Hello,
thank you for the clarification. I must have misunderstood you.
Now i did it.The master node was in the example i send now exec-node01
(it varied from attempt to attempt). The output is in the master-node
file. The qstat file is the output of
qstat -g t -u '*'
That seems to look normal.
Now i created a simple C file with an endless loop.
#include <stdio.h>
int main()
{
int x;
for(x=0;x=10;x=x+1)
{
puts("Hello");
;
}
return(0);
}
and compiled it:
mpicc mpihello.c -o mpihello
and started qsub:
qsub -pe orte 300 -j yes -cwd -S /bin/bash <<< "mpiexec -n 300 mpihello"
The outputs look the same as for the sleep command above.

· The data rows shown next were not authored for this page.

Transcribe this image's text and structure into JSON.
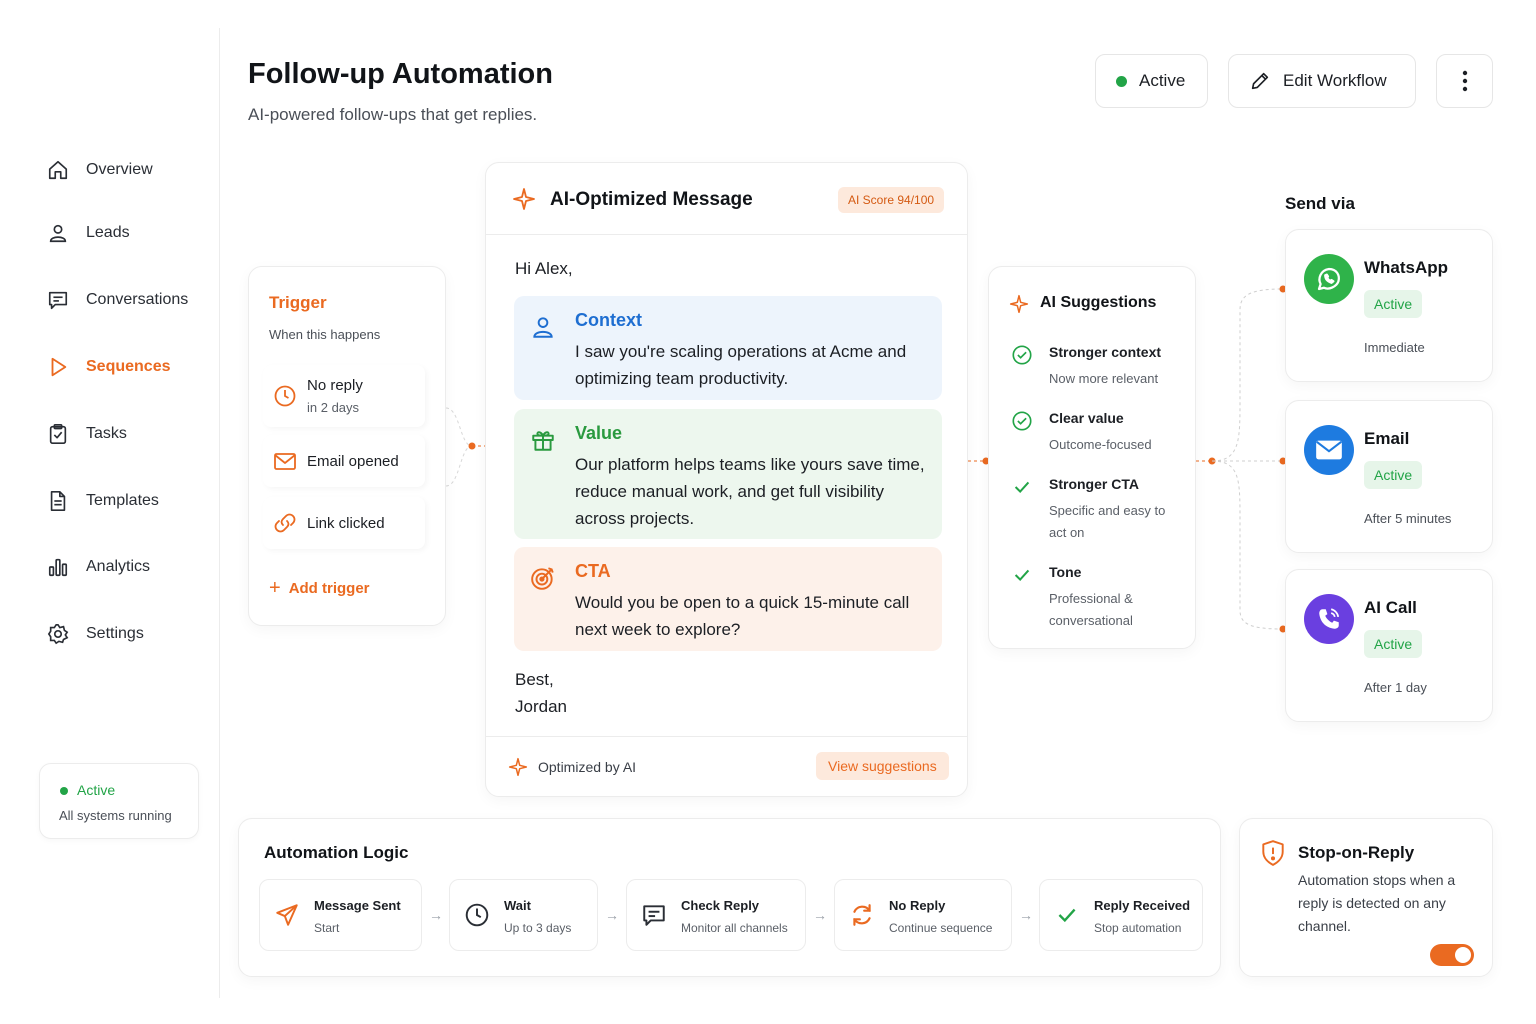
{
  "sidebar": {
    "items": [
      {
        "label": "Overview",
        "icon": "home-icon"
      },
      {
        "label": "Leads",
        "icon": "user-icon"
      },
      {
        "label": "Conversations",
        "icon": "chat-icon"
      },
      {
        "label": "Sequences",
        "icon": "play-icon",
        "active": true
      },
      {
        "label": "Tasks",
        "icon": "clipboard-check-icon"
      },
      {
        "label": "Templates",
        "icon": "document-icon"
      },
      {
        "label": "Analytics",
        "icon": "bar-chart-icon"
      },
      {
        "label": "Settings",
        "icon": "gear-icon"
      }
    ],
    "status": {
      "label": "Active",
      "detail": "All systems running"
    }
  },
  "header": {
    "title": "Follow-up Automation",
    "subtitle": "AI-powered follow-ups that get replies.",
    "status_label": "Active",
    "edit_label": "Edit Workflow"
  },
  "trigger": {
    "title": "Trigger",
    "subtitle": "When this happens",
    "items": [
      {
        "label": "No reply",
        "detail": "in 2 days",
        "icon": "clock-icon"
      },
      {
        "label": "Email opened",
        "icon": "mail-icon"
      },
      {
        "label": "Link clicked",
        "icon": "link-icon"
      }
    ],
    "add_label": "Add trigger"
  },
  "message": {
    "title": "AI-Optimized Message",
    "score": "AI Score 94/100",
    "greeting": "Hi Alex,",
    "blocks": {
      "context": {
        "heading": "Context",
        "body": "I saw you're scaling operations at Acme and optimizing team productivity."
      },
      "value": {
        "heading": "Value",
        "body": "Our platform helps teams like yours save time, reduce manual work, and get full visibility across projects."
      },
      "cta": {
        "heading": "CTA",
        "body": "Would you be open to a quick 15-minute call next week to explore?"
      }
    },
    "signoff_1": "Best,",
    "signoff_2": "Jordan",
    "footer_label": "Optimized by AI",
    "view_suggestions": "View suggestions"
  },
  "suggestions": {
    "title": "AI Suggestions",
    "items": [
      {
        "heading": "Stronger context",
        "detail": "Now more relevant"
      },
      {
        "heading": "Clear value",
        "detail": "Outcome-focused"
      },
      {
        "heading": "Stronger CTA",
        "detail": "Specific and easy to act on"
      },
      {
        "heading": "Tone",
        "detail": "Professional & conversational"
      }
    ]
  },
  "send_via": {
    "label": "Send via",
    "channels": [
      {
        "name": "WhatsApp",
        "status": "Active",
        "timing": "Immediate",
        "color": "#2fb34a",
        "icon": "whatsapp-icon"
      },
      {
        "name": "Email",
        "status": "Active",
        "timing": "After 5 minutes",
        "color": "#1e7be0",
        "icon": "mail-icon"
      },
      {
        "name": "AI Call",
        "status": "Active",
        "timing": "After 1 day",
        "color": "#6a3fe0",
        "icon": "phone-icon"
      }
    ]
  },
  "logic": {
    "title": "Automation Logic",
    "steps": [
      {
        "heading": "Message Sent",
        "detail": "Start",
        "icon": "send-icon"
      },
      {
        "heading": "Wait",
        "detail": "Up to 3 days",
        "icon": "clock-icon"
      },
      {
        "heading": "Check Reply",
        "detail": "Monitor all channels",
        "icon": "chat-icon"
      },
      {
        "heading": "No Reply",
        "detail": "Continue sequence",
        "icon": "refresh-icon"
      },
      {
        "heading": "Reply Received",
        "detail": "Stop automation",
        "icon": "check-icon"
      }
    ]
  },
  "stop_on_reply": {
    "title": "Stop-on-Reply",
    "description": "Automation stops when a reply is detected on any channel.",
    "enabled": true
  },
  "colors": {
    "accent": "#ea6a21",
    "success": "#22a447",
    "context": "#1e6ed1",
    "value": "#2a9a3f"
  }
}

But now i counted the jobs:
qstat -g t -u '*' | grep -ic slave
This results in the number '300', which i expected.
On the execute nodes i did:
ps -ef | grep mpihello | grep -v grep | grep -vc mpiexec
(i counted the 'mpihello' processes)
This is the result:
exec-node01: 43
exec-node02: 82
exec-node03: 83
exec-node04: 82
exec-node05: 82
exec-node06: 80
exec-node07: 64
exec-node08: 64
Which gives the sum of 580.
When i count the number of free solts together (from 'qhost -q') i also
get 300, which i expect.
Where do the extra processes on the nodes come from?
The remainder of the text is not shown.